Love is an outwardly-focused thing. It has to be. We understand that God is love and that this love is what is at the heart of the work of creation and salvation. So, if love is God looking outside of Himself and sharing Himself with those who do not deserve it, certainly love must also be us looking outside of ourselves and sharing ourselves with those who God puts in our path.
What are some of the attributes of God that theologians like to talk about? Omnipotence? Sure. Omniscience? Okay. There are others, but those are the big two. And what do they mean? All-powerful and all-knowing. These are the big two and these are accurate, for sure, but let’s do a little experiment with them, shall we?
How does this sound?
For God was so powerful that He gave His only Son…no.
For God was so knowledgeable that He gave His only Son…nope.
Neither of these is the way Jesus chose to convey the motivation for God’s work of salvation. Instead, Jesus said, “For God so loved the world that He gave His only Son.” Yes, God has all knowledge and all power, but those things, in and of themselves, do not propel the act of salvation. Yes, God has all the knowledge and all the power, but there is nothing about those characteristics that would either motivate or compel acts of creation or salvation. In other words, if God was omnipotent and omniscient but not all-loving, there likely would not be a universe or a Milky Way or an earth or a you or a me.

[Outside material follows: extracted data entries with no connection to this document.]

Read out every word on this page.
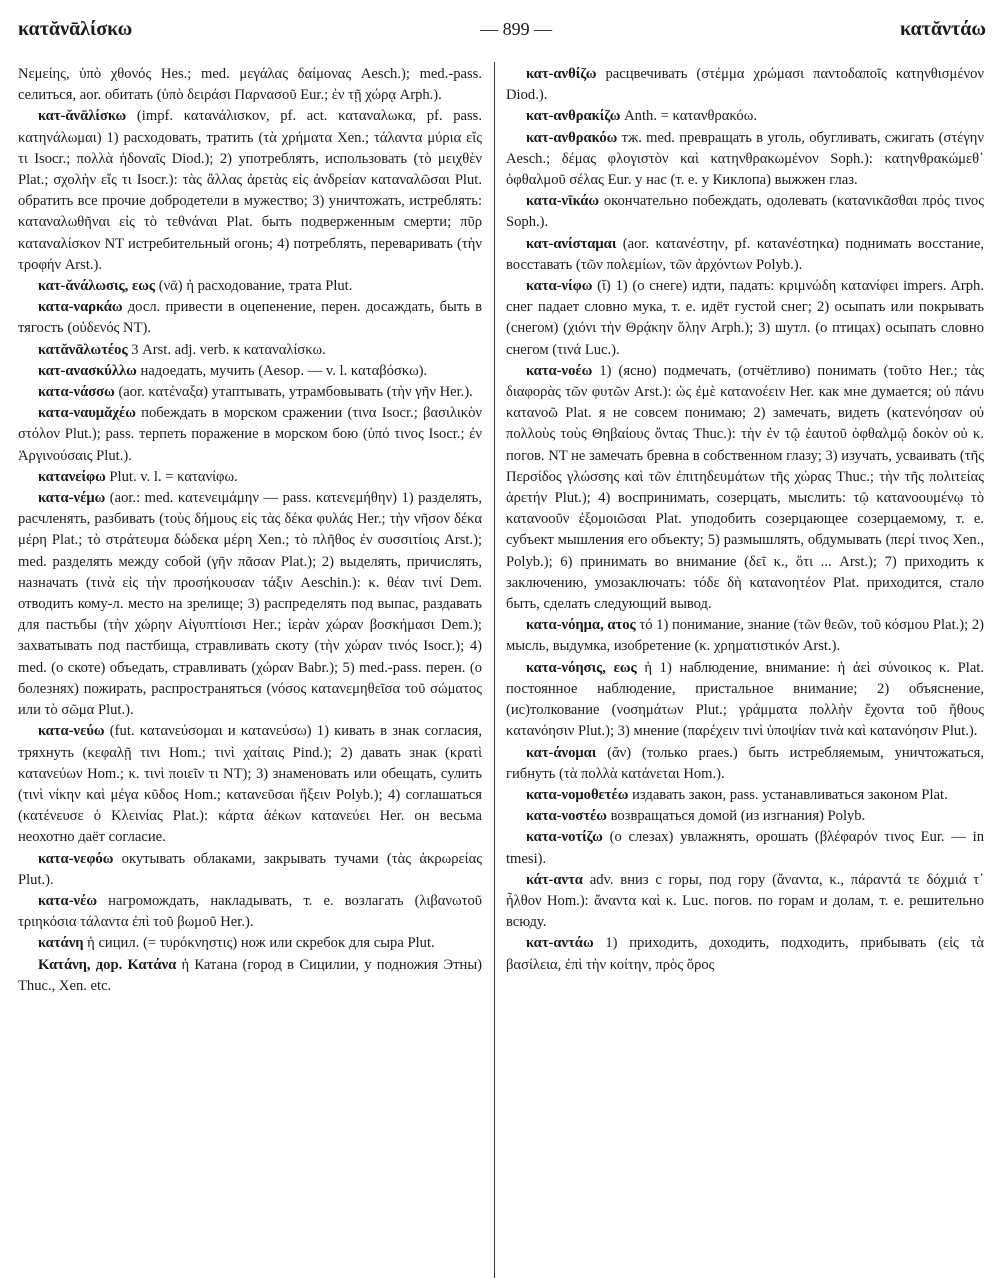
κατᾰνᾱλίσκω	— 899 —	κατᾰντάω

Νεμείης, ὑπὸ χθονός Hes.; med. μεγάλας δαίμονας Aesch.); med.-pass. селиться, aor. обитать (ὑπὸ δειράσι Παρνασοῦ Eur.; ἐν τῇ χώρᾳ Arph.).

κατ-ᾰνᾱλίσκω (impf. κατανάλισκον, pf. act. καταναλωκα, pf. pass. κατηνάλωμαι) 1) расходовать, тратить (τὰ χρήματα Xen.; τάλαντα μύρια εἴς τι Isocr.; πολλὰ ἡδοναῖς Diod.); 2) употреблять, использовать (τὸ μειχθὲν Plat.; σχολὴν εἴς τι Isocr.): τὰς ἄλλας ἀρετὰς εἰς ἀνδρείαν καταναλῶσαι Plut. обратить все прочие добродетели в мужество; 3) уничтожать, истреблять: καταναλωθῆναι εἰς τὸ τεθνάναι Plat. быть подверженным смерти; πῦρ καταναλίσκον NT истребительный огонь; 4) потреблять, переваривать (τὴν τροφήν Arst.).

κατ-ᾰνάλωσις, εως (νᾱ) ἡ расходование, трата Plut.

κατα-ναρκάω досл. привести в оцепенение, перен. досаждать, быть в тягость (οὐδενός NT).

κατᾰνᾱλωτέος 3 Arst. adj. verb. к καταναλίσκω.

κατ-ανασκύλλω надоедать, мучить (Aesop. — v. l. καταβόσκω).

κατα-νάσσω (aor. κατέναξα) утаптывать, утрамбовывать (τὴν γῆν Her.).

κατα-ναυμᾰχέω побеждать в морском сражении (τινα Isocr.; βασιλικὸν στόλον Plut.); pass. терпеть поражение в морском бою (ὑπό τινος Isocr.; ἐν Ἀργινούσαις Plut.).

κατανείφω Plut. v. l. = κατανίφω.

κατα-νέμω (aor.: med. κατενειμάμην — pass. κατενεμήθην) 1) разделять, расчленять, разбивать (τοὺς δήμους εἰς τὰς δέκα φυλάς Her.; τὴν νῆσον δέκα μέρη Plat.; τὸ στράτευμα δώδεκα μέρη Xen.; τὸ πλῆθος ἐν συσσιτίοις Arst.); med. разделять между собой (γῆν πᾶσαν Plat.); 2) выделять, причислять, назначать (τινὰ εἰς τὴν προσήκουσαν τάξιν Aeschin.): κ. θέαν τινί Dem. отводить кому-л. место на зрелище; 3) распределять под выпас, раздавать для пастьбы (τὴν χώρην Αἰγυπτίοισι Her.; ἱερὰν χώραν βοσκήμασι Dem.); захватывать под пастбища, стравливать скоту (τὴν χώραν τινός Isocr.); 4) med. (о скоте) объедать, стравливать (χώραν Babr.); 5) med.-pass. перен. (о болезнях) пожирать, распространяться (νόσος κατανεμηθεῖσα τοῦ σώματος или τὸ σῶμα Plut.).

κατα-νεύω (fut. κατανεύσομαι и κατανεύσω) 1) кивать в знак согласия, тряхнуть (κεφαλῇ τινι Hom.; τινὶ χαίταις Pind.); 2) давать знак (κρατὶ κατανεύων Hom.; κ. τινὶ ποιεῖν τι NT); 3) знаменовать или обещать, сулить (τινὶ νίκην καὶ μέγα κῦδος Hom.; κατανεῦσαι ἥξειν Polyb.); 4) соглашаться (κατένευσε ὁ Κλεινίας Plat.): κάρτα ἀέκων κατανεύει Her. он весьма неохотно даёт согласие.

κατα-νεφόω окутывать облаками, закрывать тучами (τὰς ἀκρωρείας Plut.).

κατα-νέω нагромождать, накладывать, т. е. возлагать (λιβανωτοῦ τριηκόσια τάλαντα ἐπὶ τοῦ βωμοῦ Her.).

κατάνη ἡ сицил. (= τυρόκνηστις) нож или скребок для сыра Plut.

Κατάνη, дор. Κατάνα ἡ Катана (город в Сицилии, у подножия Этны) Thuc., Xen. etc.

κατ-ανθίζω расцвечивать (στέμμα χρώμασι παντοδαποῖς κατηνθισμένον Diod.).

κατ-ανθρακίζω Anth. = κατανθρακόω.

κατ-ανθρακόω тж. med. превращать в уголь, обугливать, сжигать (στέγην Aesch.; δέμας φλογιστὸν καὶ κατηνθρακωμένον Soph.): κατηνθρακώμεθ᾽ ὀφθαλμοῦ σέλας Eur. у нас (т. е. у Киклопа) выжжен глаз.

κατα-νῑκάω окончательно побеждать, одолевать (κατανικᾶσθαι πρός τινος Soph.).

κατ-ανίσταμαι (aor. κατανέστην, pf. κατανέστηκα) поднимать восстание, восставать (τῶν πολεμίων, τῶν ἀρχόντων Polyb.).

κατα-νίφω (ῐ) 1) (о снеге) идти, падать: κριμνώδη κατανίφει impers. Arph. снег падает словно мука, т. е. идёт густой снег; 2) осыпать или покрывать (снегом) (χιόνι τὴν Θρᾴκην ὅλην Arph.); 3) шутл. (о птицах) осыпать словно снегом (τινά Luc.).

κατα-νοέω 1) (ясно) подмечать, (отчётливо) понимать (τοῦτο Her.; τὰς διαφορὰς τῶν φυτῶν Arst.): ὡς ἐμὲ κατανοέειν Her. как мне думается; οὐ πάνυ κατανοῶ Plat. я не совсем понимаю; 2) замечать, видеть (κατενόησαν οὐ πολλοὺς τοὺς Θηβαίους ὄντας Thuc.): τὴν ἐν τῷ ἑαυτοῦ ὀφθαλμῷ δοκὸν οὐ κ. погов. NT не замечать бревна в собственном глазу; 3) изучать, усваивать (τῆς Περσίδος γλώσσης καὶ τῶν ἐπιτηδευμάτων τῆς χώρας Thuc.; τὴν τῆς πολιτείας ἀρετήν Plut.); 4) воспринимать, созерцать, мыслить: τῷ κατανοουμένῳ τὸ κατανοοῦν ἐξομοιῶσαι Plat. уподобить созерцающее созерцаемому, т. е. субъект мышления его объекту; 5) размышлять, обдумывать (περί τινος Xen., Polyb.); 6) принимать во внимание (δεῖ κ., ὅτι ... Arst.); 7) приходить к заключению, умозаключать: τόδε δὴ κατανοητέον Plat. приходится, стало быть, сделать следующий вывод.

κατα-νόημα, ατος τό 1) понимание, знание (τῶν θεῶν, τοῦ κόσμου Plat.); 2) мысль, выдумка, изобретение (κ. χρηματιστικόν Arst.).

κατα-νόησις, εως ἡ 1) наблюдение, внимание: ἡ ἀεὶ σύνοικος κ. Plat. постоянное наблюдение, пристальное внимание; 2) объяснение, (ис)толкование (νοσημάτων Plut.; γράμματα πολλὴν ἔχοντα τοῦ ἤθους κατανόησιν Plut.); 3) мнение (παρέχειν τινὶ ὑποψίαν τινὰ καὶ κατανόησιν Plut.).

κατ-άνομαι (ᾰν) (только praes.) быть истребляемым, уничтожаться, гибнуть (τὰ πολλὰ κατάνεται Hom.).

κατα-νομοθετέω издавать закон, pass. устанавливаться законом Plat.

κατα-νοστέω возвращаться домой (из изгнания) Polyb.

κατα-νοτίζω (о слезах) увлажнять, орошать (βλέφαρόν τινος Eur. — in tmesi).

κάτ-αντα adv. вниз с горы, под гору (ἄναντα, κ., πάραντά τε δόχμιά τ᾽ ἦλθον Hom.): ἄναντα καὶ κ. Luc. погов. по горам и долам, т. е. решительно всюду.

κατ-αντάω 1) приходить, доходить, подходить, прибывать (εἰς τὰ βασίλεια, ἐπὶ τὴν κοίτην, πρὸς ὅρος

It is only the love of God that creates and only the love of God that saves. In order for God to have accomplished these two things He also had to be omnipotent and omniscient, but these two characteristics were motivated to create and save by that which was primary about God’s character: His love.
What is primary about your character? As a Christian, as a believer in the Bible, as a church-attending member of the body of Christ, what is your primary motivation? Again, I raise this question in hopes that it is an irritant. I am a firm believer that when we read the Scriptures—when we truly open our heart and minds to what the Scriptures have to say—we cannot help but feel assaulted by the words and the Spirit behind them. Look at your life, at your words, at your actions, and at your feelings. Look at these things and ask yourself, “Am I more concerned with being right than with showing love?” Don’t lie to yourself.
This is not a call to love for the sake of compassion. And this is not a call to love at the expense of truth. No, rather than those things, this is a call to compassion and truth-telling motivated by the love of God. Share the Gospel of Jesus with all of its challenges and complexities. Confront situations where lies have supplanted the Word of God. Speak into societal concerns and issues of culture that run contrary to revealed truth. Do all of these things, but do not do them simply because they are true or because you are right or because others are wrong—do all of these things for the same reason God created and saved. Do them because God is love, because you are loved by God, and because that love motivates everything you say, do, and feel (1 John 4:19).
Why? Because none of it will matter to someone else if they think all you care about is being right.